Вечером, болтая, как всегда, с Полли по телефону, Квиллер спросил:
— Ты не будешь против, если в воскресенье я пообедаю с другой сотрапезницей? — Он предвидел взрыв возмущения, поэтому добавил: — Тельма никогда не была на кладбище Хиллтоп, где похоронен её отец, и не видела его могилы. Поэтому я подумал, что было бы полезно свозить её туда в воскресенье, а потом пообедать в «Валуне».
— Почему вдруг в этой гостинице? — спросила Полли довольно сухо.
— Ну, она живописно расположена и к тому же историческая достопримечательность. — На самом же деле Квиллер находил, что там как раз будет удобно прощупать Тельму насчёт картофельных чипсов, якобы сделавших её богатой наследницей.
Поздно вечером, но не настолько поздно, чтобы погасить свет, Квиллер растянулся в шезлонге, воздев ноги на диван, и стал обдумывать свой следующий материал для «Всякой всячины», потом прикинул тему следующего, следующего за ним и последующего. Он любил утверждать, что ремесло автора рубрики на девяносто пять процентов состоит из «исканий» и только на пять процентов из «писаний». Коко сидел, не сводя с хозяина глаз. Невозможно было понять, внушает ли он Квиллеру, что пора бы перекусить, или подсказывает какую-то интересную идею для очередной статьи. Квиллер вполне согласен был с поэтом восемнадцатого века Кристофером Смартом, утверждавшим, что разглядывание кота стимулирует работу мозга.
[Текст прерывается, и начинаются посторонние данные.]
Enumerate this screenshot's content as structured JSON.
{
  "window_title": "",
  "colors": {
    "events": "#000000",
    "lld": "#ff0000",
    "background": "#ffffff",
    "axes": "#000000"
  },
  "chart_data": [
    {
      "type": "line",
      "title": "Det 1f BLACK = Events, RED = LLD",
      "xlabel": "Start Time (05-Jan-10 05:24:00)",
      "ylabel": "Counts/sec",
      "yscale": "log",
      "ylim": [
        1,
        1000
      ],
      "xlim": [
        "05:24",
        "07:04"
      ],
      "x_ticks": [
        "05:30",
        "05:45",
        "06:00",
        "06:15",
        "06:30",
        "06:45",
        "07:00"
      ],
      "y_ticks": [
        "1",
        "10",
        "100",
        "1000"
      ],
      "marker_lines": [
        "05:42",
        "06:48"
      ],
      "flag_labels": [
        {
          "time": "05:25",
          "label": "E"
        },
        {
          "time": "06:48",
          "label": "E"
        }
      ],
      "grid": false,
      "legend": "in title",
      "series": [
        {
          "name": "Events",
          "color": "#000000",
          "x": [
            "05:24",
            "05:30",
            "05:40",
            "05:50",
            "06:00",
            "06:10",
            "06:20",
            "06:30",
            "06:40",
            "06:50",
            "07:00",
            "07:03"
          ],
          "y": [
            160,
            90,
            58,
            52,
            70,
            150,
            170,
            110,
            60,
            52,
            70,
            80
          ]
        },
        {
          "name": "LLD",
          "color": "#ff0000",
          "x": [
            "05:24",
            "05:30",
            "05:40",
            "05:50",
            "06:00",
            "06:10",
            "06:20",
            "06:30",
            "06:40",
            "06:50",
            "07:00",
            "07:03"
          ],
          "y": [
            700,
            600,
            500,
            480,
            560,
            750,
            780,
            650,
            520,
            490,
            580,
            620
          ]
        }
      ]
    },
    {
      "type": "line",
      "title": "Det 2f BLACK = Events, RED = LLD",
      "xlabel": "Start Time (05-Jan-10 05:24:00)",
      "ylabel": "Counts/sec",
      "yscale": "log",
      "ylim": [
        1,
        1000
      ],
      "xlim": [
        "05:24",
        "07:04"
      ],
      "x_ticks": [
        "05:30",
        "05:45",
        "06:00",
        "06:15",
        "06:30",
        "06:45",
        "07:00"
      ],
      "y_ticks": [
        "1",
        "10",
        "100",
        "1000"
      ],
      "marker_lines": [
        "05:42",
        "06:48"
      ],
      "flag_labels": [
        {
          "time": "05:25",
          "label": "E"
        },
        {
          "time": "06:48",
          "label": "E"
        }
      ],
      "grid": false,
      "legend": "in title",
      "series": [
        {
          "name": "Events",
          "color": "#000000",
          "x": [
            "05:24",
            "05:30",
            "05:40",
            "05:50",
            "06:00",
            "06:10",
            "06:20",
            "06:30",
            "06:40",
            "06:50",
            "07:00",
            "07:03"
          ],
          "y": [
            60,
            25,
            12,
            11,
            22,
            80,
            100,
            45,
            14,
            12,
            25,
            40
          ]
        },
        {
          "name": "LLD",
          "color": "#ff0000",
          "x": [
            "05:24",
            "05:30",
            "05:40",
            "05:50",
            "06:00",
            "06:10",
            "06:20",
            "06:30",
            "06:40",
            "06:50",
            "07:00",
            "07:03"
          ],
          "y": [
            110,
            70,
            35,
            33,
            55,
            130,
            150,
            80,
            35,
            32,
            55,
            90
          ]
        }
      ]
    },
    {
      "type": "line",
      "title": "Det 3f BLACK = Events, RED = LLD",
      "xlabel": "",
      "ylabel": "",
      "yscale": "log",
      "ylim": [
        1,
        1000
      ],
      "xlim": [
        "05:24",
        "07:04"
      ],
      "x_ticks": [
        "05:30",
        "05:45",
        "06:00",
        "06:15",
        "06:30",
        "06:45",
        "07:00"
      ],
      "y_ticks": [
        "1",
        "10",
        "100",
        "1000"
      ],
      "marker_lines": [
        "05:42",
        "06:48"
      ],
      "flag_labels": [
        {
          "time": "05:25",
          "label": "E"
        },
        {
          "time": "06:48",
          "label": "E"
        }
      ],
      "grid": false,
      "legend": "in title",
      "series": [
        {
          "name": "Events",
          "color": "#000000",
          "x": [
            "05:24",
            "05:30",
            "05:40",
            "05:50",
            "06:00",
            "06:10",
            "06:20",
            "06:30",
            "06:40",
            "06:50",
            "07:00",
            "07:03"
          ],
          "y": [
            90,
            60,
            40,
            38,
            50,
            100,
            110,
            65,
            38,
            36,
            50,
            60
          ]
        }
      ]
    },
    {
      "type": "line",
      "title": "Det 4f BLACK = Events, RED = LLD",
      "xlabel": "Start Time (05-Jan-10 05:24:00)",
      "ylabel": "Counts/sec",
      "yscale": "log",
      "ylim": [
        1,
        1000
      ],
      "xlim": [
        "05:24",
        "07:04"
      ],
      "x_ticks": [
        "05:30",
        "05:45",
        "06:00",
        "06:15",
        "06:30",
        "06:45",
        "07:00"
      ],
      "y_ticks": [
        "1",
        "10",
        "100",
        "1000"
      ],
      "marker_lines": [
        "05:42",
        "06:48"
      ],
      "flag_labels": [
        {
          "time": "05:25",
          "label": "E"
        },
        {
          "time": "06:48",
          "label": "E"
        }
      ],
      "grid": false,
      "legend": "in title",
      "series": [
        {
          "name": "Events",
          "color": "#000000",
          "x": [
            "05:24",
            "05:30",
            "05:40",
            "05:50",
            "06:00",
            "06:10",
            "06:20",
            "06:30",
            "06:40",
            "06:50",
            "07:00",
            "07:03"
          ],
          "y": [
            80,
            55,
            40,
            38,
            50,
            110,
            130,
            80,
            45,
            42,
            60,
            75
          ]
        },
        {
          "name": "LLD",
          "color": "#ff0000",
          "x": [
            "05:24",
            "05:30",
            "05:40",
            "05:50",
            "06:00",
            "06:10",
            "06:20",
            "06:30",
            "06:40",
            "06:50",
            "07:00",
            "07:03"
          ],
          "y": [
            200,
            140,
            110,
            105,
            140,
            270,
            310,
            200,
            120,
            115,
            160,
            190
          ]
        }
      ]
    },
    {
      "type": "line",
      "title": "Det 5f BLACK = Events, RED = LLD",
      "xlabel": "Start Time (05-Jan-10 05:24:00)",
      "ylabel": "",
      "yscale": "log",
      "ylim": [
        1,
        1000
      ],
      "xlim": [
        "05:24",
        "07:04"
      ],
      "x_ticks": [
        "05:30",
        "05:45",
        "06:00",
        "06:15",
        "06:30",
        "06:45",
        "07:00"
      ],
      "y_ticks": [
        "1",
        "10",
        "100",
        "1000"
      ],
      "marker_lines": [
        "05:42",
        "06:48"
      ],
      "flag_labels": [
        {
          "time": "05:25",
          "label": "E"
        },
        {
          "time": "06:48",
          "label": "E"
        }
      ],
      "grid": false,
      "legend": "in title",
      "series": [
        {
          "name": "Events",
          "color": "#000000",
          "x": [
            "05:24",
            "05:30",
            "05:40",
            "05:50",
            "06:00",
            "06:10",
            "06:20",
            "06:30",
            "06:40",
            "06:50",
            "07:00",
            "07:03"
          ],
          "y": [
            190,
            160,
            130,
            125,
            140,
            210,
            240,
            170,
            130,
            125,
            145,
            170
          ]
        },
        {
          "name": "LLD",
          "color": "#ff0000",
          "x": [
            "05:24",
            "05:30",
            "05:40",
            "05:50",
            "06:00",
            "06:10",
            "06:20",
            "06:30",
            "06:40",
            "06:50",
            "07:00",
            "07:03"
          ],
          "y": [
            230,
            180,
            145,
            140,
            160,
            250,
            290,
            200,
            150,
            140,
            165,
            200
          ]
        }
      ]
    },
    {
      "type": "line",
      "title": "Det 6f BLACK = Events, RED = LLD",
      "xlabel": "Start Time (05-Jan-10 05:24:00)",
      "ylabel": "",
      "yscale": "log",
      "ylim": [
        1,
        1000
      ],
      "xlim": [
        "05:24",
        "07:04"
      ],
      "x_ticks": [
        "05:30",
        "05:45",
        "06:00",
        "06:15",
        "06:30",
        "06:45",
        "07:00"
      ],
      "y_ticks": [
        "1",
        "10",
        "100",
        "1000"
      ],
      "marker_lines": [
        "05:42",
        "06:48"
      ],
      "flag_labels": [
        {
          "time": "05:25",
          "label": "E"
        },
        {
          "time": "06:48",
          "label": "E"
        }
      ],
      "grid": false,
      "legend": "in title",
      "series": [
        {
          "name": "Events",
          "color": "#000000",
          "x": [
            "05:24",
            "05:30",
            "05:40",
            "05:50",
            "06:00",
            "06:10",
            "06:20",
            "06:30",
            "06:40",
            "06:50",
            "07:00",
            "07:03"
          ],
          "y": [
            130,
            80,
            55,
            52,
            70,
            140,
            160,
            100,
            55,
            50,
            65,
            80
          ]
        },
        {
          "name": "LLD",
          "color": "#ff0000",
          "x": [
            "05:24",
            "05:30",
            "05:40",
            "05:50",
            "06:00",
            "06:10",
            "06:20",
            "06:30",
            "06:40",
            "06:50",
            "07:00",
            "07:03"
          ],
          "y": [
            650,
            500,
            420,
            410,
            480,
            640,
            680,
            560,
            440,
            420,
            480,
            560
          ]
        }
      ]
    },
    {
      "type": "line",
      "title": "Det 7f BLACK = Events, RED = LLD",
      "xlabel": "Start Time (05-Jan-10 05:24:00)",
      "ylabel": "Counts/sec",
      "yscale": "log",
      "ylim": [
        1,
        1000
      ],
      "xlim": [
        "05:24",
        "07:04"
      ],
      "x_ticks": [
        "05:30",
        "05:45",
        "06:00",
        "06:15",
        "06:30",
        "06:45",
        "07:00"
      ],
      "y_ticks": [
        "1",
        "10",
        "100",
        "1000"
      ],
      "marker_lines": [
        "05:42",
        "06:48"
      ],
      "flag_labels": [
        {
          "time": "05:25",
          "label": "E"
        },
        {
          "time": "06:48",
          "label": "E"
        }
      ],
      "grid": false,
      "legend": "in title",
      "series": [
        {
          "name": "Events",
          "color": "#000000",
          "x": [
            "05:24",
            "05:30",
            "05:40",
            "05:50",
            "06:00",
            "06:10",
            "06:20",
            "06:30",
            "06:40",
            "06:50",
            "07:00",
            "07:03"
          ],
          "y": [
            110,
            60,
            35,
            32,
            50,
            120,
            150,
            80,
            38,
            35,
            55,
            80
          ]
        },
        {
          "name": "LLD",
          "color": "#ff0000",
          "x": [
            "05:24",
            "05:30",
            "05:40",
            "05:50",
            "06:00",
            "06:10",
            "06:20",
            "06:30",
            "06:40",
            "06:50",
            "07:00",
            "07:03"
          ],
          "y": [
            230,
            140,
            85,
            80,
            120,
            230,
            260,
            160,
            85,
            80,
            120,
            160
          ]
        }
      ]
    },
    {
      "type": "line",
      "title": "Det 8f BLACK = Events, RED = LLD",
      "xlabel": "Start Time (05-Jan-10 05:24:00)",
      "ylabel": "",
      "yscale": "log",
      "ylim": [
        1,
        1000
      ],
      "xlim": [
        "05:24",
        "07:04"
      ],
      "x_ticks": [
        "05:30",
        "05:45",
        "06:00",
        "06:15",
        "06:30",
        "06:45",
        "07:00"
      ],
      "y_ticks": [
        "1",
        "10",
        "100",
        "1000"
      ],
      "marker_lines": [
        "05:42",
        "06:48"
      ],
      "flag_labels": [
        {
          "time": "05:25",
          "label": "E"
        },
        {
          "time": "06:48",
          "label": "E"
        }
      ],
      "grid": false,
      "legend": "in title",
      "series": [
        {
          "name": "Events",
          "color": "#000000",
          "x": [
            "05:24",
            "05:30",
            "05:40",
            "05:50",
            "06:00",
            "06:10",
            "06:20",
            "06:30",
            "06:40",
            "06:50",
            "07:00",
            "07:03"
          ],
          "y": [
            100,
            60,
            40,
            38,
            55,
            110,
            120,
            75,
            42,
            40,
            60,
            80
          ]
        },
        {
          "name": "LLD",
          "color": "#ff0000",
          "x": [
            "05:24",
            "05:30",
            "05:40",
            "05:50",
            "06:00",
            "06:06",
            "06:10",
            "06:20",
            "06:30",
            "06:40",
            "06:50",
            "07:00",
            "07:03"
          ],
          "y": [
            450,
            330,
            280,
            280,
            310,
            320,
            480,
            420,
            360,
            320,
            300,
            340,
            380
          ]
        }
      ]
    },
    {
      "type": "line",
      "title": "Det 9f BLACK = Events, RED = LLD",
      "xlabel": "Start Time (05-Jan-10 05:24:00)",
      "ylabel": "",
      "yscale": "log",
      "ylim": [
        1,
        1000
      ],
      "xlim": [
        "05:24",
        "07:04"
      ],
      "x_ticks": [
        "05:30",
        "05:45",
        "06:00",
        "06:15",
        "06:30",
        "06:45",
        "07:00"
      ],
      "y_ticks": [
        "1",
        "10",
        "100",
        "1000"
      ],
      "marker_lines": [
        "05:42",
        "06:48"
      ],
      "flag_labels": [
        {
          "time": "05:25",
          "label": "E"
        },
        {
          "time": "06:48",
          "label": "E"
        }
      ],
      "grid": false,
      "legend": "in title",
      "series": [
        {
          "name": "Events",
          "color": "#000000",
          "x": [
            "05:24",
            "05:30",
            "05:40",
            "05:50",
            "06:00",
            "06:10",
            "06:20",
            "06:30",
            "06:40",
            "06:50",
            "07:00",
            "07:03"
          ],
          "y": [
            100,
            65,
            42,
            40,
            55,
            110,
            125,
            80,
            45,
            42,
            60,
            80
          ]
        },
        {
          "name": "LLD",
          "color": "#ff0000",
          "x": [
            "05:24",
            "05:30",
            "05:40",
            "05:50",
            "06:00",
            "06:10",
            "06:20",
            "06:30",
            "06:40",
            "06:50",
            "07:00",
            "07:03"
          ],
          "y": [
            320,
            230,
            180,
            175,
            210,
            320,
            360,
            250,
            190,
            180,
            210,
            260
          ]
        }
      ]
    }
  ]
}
В данном случае трудно было сказать, откуда вдруг в голову Квиллеру пришла странная идея — его ли собственная или внушенная Коко. Во всяком случае, мысли бывшего репортера-криминалиста внезапно обратились к Тони — приблудному коту жительницы Биксби… и к тем двум грузовым фургонам… и к большим ящикам, в которых, судя по всему, были спрятаны краденые телевизоры…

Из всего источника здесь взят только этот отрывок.